Ainsi en va-t-il d’emblée de l’usage administratif, ici routier, du point de vue. Il existe en effet un panneau routier appris lors de l’examen de passage du code de la route (en bleu et noir ou en vert et noir) qui se donne sous le nom de « point de vue » et dont la propriété est de se faire indiquer par l’administration un lieu d’où l’on peut regarder ou plutôt former un « paysage » (une découpe en quelque sorte administrée), un point d’observation pour quiconque, puisque n’importe qui peut, très démocratiquement !, l’occuper. Mais, c’est bien l’administration qui se donne le moyen de le signaler, en quoi il devient unique, codifié, et prévu. La force du point de vue se retourne en point de vue de la force. Quoique parfois les humains peuvent choisir d’élire tel ou tel lieu pour point de vue, ainsi que le relève Honoré de Balzac, dans La Femme de trente ans, en 1832 : Par une douce soirée du mois d’août, en 1821, deux personnes gravissaient les chemins pierreux […] et se dirigeaient vers les hauteurs pour y admirer sans doute les points de vue multipliés qu’on y découvre.
Ce usage routier n’est pas seul en question ici. « Le point de vue », dans le cadre cette fois de la doxa, s’il est bien déterminé (par le locuteur en tout cas), fonctionne en effet, encore plus gravement, comme fuite du dialogue, refus mécanique du rapport à l’autre. C’est « mon » point de vue, dit-on, et « chacun [a] le sien », il n’est pas nécessaire de discuter, chacun doit conserver le sien ! On demande même le « respect » de son point de vue, ce qui signifie, dans ce cas, qu’il ne peut/doit pas être critiqué ! (ce serait comme une sculpture de Giacometti, dans laquelle des humains se croiseraient, en traversant une place sans se voir ; ou encore comme un jeu de perception autour d’un objet où chacun ne pourrait esquisser que sa « vision », sans synthèses possibles).
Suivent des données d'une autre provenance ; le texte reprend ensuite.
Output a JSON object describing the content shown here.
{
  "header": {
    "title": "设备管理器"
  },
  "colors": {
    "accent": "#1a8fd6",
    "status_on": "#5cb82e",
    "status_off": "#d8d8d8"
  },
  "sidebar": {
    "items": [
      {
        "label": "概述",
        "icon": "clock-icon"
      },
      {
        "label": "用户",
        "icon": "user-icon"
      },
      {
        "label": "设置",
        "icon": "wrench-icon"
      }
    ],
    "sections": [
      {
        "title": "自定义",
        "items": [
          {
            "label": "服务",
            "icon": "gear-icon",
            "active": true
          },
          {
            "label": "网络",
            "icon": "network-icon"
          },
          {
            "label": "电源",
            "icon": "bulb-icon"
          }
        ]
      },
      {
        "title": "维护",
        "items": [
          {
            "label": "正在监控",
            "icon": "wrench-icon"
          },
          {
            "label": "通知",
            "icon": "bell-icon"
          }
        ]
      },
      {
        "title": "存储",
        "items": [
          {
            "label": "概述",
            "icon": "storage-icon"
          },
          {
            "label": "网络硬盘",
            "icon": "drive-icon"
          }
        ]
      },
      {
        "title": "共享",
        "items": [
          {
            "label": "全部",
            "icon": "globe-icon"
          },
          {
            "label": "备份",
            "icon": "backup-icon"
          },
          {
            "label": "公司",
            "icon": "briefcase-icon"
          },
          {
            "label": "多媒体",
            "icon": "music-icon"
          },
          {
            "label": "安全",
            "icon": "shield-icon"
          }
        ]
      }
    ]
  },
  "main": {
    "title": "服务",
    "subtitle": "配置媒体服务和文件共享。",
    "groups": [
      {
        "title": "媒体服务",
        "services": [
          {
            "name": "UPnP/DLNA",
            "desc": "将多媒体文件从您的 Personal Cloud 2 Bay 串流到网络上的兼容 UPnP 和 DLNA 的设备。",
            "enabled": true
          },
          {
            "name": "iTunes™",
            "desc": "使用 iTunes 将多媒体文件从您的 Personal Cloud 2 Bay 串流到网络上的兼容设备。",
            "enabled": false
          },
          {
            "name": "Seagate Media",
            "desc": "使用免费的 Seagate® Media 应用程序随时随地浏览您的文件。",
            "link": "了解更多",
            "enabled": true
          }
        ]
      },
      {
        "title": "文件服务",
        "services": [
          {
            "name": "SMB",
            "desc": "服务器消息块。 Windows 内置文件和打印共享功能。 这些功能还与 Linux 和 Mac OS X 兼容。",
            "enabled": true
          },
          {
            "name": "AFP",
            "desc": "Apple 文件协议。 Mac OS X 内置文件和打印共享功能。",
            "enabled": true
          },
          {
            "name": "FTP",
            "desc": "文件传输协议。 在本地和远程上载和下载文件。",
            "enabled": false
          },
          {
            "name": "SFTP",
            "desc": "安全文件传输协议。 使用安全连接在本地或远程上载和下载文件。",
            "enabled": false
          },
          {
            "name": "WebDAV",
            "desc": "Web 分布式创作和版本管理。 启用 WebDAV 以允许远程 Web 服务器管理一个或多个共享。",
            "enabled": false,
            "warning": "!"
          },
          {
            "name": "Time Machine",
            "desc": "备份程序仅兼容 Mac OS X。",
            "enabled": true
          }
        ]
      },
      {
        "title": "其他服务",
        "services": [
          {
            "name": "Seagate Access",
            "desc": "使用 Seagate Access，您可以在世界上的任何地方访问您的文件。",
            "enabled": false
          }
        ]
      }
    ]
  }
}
En un mot, administré ou mécanique, le point de vue impose un glissement vers l’indifférence réciproque. L’énoncé commun du point de vue prend fait et cause pour une cité de juxtaposition, puisqu’il y est surtout question d’éviter l’autre devenu un obstacle à « mon » indifférence. On sait d’ailleurs, que cette doxa ne cesse de poser des problèmes en cas d’accident : chacun a son point de vue, cela donne une multitude de points de vue et la justice ne s’y retrouve pas si elle ne les met pas en confrontation. Certes, ils participent tous de la construction de l’espace social, mais quel espace ?
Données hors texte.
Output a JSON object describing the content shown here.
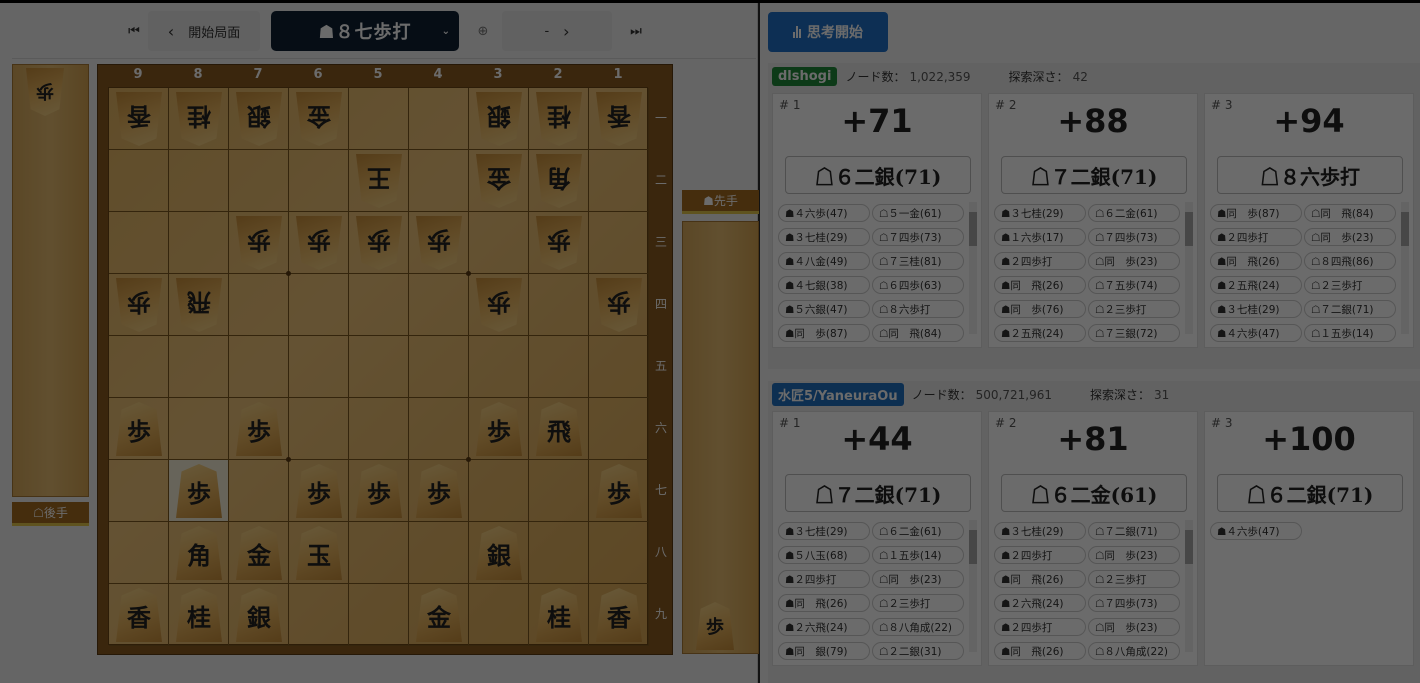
{
  "toolbar": {
    "first_icon": "⏮",
    "prev_icon": "‹",
    "start_label": "開始局面",
    "move_select": "☗８七歩打",
    "caret": "⌄",
    "add_icon": "⊕",
    "dash": "-",
    "next_icon": "›",
    "last_icon": "⏭"
  },
  "board": {
    "files": [
      "9",
      "8",
      "7",
      "6",
      "5",
      "4",
      "3",
      "2",
      "1"
    ],
    "ranks": [
      "一",
      "二",
      "三",
      "四",
      "五",
      "六",
      "七",
      "八",
      "九"
    ],
    "sente_label": "☗先手",
    "gote_label": "☖後手",
    "gote_hand": [
      {
        "char": "歩"
      }
    ],
    "sente_hand": [
      {
        "char": "歩"
      }
    ],
    "highlight": [
      {
        "file": 8,
        "rank": 7
      }
    ],
    "pieces": [
      {
        "file": 9,
        "rank": 1,
        "char": "香",
        "side": "gote"
      },
      {
        "file": 8,
        "rank": 1,
        "char": "桂",
        "side": "gote"
      },
      {
        "file": 7,
        "rank": 1,
        "char": "銀",
        "side": "gote"
      },
      {
        "file": 6,
        "rank": 1,
        "char": "金",
        "side": "gote"
      },
      {
        "file": 3,
        "rank": 1,
        "char": "銀",
        "side": "gote"
      },
      {
        "file": 2,
        "rank": 1,
        "char": "桂",
        "side": "gote"
      },
      {
        "file": 1,
        "rank": 1,
        "char": "香",
        "side": "gote"
      },
      {
        "file": 5,
        "rank": 2,
        "char": "王",
        "side": "gote"
      },
      {
        "file": 3,
        "rank": 2,
        "char": "金",
        "side": "gote"
      },
      {
        "file": 2,
        "rank": 2,
        "char": "角",
        "side": "gote"
      },
      {
        "file": 7,
        "rank": 3,
        "char": "歩",
        "side": "gote"
      },
      {
        "file": 6,
        "rank": 3,
        "char": "歩",
        "side": "gote"
      },
      {
        "file": 5,
        "rank": 3,
        "char": "歩",
        "side": "gote"
      },
      {
        "file": 4,
        "rank": 3,
        "char": "歩",
        "side": "gote"
      },
      {
        "file": 2,
        "rank": 3,
        "char": "歩",
        "side": "gote"
      },
      {
        "file": 9,
        "rank": 4,
        "char": "歩",
        "side": "gote"
      },
      {
        "file": 8,
        "rank": 4,
        "char": "飛",
        "side": "gote"
      },
      {
        "file": 3,
        "rank": 4,
        "char": "歩",
        "side": "gote"
      },
      {
        "file": 1,
        "rank": 4,
        "char": "歩",
        "side": "gote"
      },
      {
        "file": 9,
        "rank": 6,
        "char": "歩",
        "side": "sente"
      },
      {
        "file": 7,
        "rank": 6,
        "char": "歩",
        "side": "sente"
      },
      {
        "file": 3,
        "rank": 6,
        "char": "歩",
        "side": "sente"
      },
      {
        "file": 2,
        "rank": 6,
        "char": "飛",
        "side": "sente"
      },
      {
        "file": 8,
        "rank": 7,
        "char": "歩",
        "side": "sente"
      },
      {
        "file": 6,
        "rank": 7,
        "char": "歩",
        "side": "sente"
      },
      {
        "file": 5,
        "rank": 7,
        "char": "歩",
        "side": "sente"
      },
      {
        "file": 4,
        "rank": 7,
        "char": "歩",
        "side": "sente"
      },
      {
        "file": 1,
        "rank": 7,
        "char": "歩",
        "side": "sente"
      },
      {
        "file": 8,
        "rank": 8,
        "char": "角",
        "side": "sente"
      },
      {
        "file": 7,
        "rank": 8,
        "char": "金",
        "side": "sente"
      },
      {
        "file": 6,
        "rank": 8,
        "char": "玉",
        "side": "sente"
      },
      {
        "file": 3,
        "rank": 8,
        "char": "銀",
        "side": "sente"
      },
      {
        "file": 9,
        "rank": 9,
        "char": "香",
        "side": "sente"
      },
      {
        "file": 8,
        "rank": 9,
        "char": "桂",
        "side": "sente"
      },
      {
        "file": 7,
        "rank": 9,
        "char": "銀",
        "side": "sente"
      },
      {
        "file": 4,
        "rank": 9,
        "char": "金",
        "side": "sente"
      },
      {
        "file": 2,
        "rank": 9,
        "char": "桂",
        "side": "sente"
      },
      {
        "file": 1,
        "rank": 9,
        "char": "香",
        "side": "sente"
      }
    ]
  },
  "think_button": {
    "icon": "bar-chart-icon",
    "label": "思考開始"
  },
  "engines": [
    {
      "name": "dlshogi",
      "color": "#1f8a3a",
      "nodes_label": "ノード数：",
      "nodes": "1,022,359",
      "depth_label": "探索深さ：",
      "depth": "42",
      "pvs": [
        {
          "idx": "# 1",
          "score": "+71",
          "best": "☖６二銀(71)",
          "moves": [
            "☗４六歩(47)",
            "☖５一金(61)",
            "☗３七桂(29)",
            "☖７四歩(73)",
            "☗４八金(49)",
            "☖７三桂(81)",
            "☗４七銀(38)",
            "☖６四歩(63)",
            "☗５六銀(47)",
            "☖８六歩打",
            "☗同　歩(87)",
            "☖同　飛(84)"
          ]
        },
        {
          "idx": "# 2",
          "score": "+88",
          "best": "☖７二銀(71)",
          "moves": [
            "☗３七桂(29)",
            "☖６二金(61)",
            "☗１六歩(17)",
            "☖７四歩(73)",
            "☗２四歩打",
            "☖同　歩(23)",
            "☗同　飛(26)",
            "☖７五歩(74)",
            "☗同　歩(76)",
            "☖２三歩打",
            "☗２五飛(24)",
            "☖７三銀(72)"
          ]
        },
        {
          "idx": "# 3",
          "score": "+94",
          "best": "☖８六歩打",
          "moves": [
            "☗同　歩(87)",
            "☖同　飛(84)",
            "☗２四歩打",
            "☖同　歩(23)",
            "☗同　飛(26)",
            "☖８四飛(86)",
            "☗２五飛(24)",
            "☖２三歩打",
            "☗３七桂(29)",
            "☖７二銀(71)",
            "☗４六歩(47)",
            "☖１五歩(14)"
          ]
        }
      ]
    },
    {
      "name": "水匠5/YaneuraOu",
      "color": "#1f6fc0",
      "nodes_label": "ノード数：",
      "nodes": "500,721,961",
      "depth_label": "探索深さ：",
      "depth": "31",
      "pvs": [
        {
          "idx": "# 1",
          "score": "+44",
          "best": "☖７二銀(71)",
          "moves": [
            "☗３七桂(29)",
            "☖６二金(61)",
            "☗５八玉(68)",
            "☖１五歩(14)",
            "☗２四歩打",
            "☖同　歩(23)",
            "☗同　飛(26)",
            "☖２三歩打",
            "☗２六飛(24)",
            "☖８八角成(22)",
            "☗同　銀(79)",
            "☖２二銀(31)"
          ]
        },
        {
          "idx": "# 2",
          "score": "+81",
          "best": "☖６二金(61)",
          "moves": [
            "☗３七桂(29)",
            "☖７二銀(71)",
            "☗２四歩打",
            "☖同　歩(23)",
            "☗同　飛(26)",
            "☖２三歩打",
            "☗２六飛(24)",
            "☖７四歩(73)",
            "☗２四歩打",
            "☖同　歩(23)",
            "☗同　飛(26)",
            "☖８八角成(22)"
          ]
        },
        {
          "idx": "# 3",
          "score": "+100",
          "best": "☖６二銀(71)",
          "moves": [
            "☗４六歩(47)"
          ]
        }
      ]
    }
  ]
}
Ce mode de déploiement du point de vue consiste à se conduire comme si les autres n’existaient pas ou plus. Ou tout au plus comme un spectacle à faire entrer dans « mon » point de vue, ainsi que ne cesse d’en jouer et en jouir l’hebdomadaire : Point de vue, image du monde.
Aussi n’est-ce pas simple d’observer que des artistes, voire des architectes, construisent aussi des abris-points de vue, presque en ce même sens, ainsi qu’il en va chez Tadashi Kawamata (Estuaire, le long de la Loire), alors même que tant d’autres font des efforts pour déplacer cette question du point de vue en travaillant, cette fois, moins ce qui est à regarder que la manière dont on regarde : Daniel Buren et ses cadres et portiques (Sha-Kkei, 1985, Japon), Bernard Tschumi et ses « Folies » qui, justement, ne donnent pas à voir, mais font voir la vision. Il faudra y revenir.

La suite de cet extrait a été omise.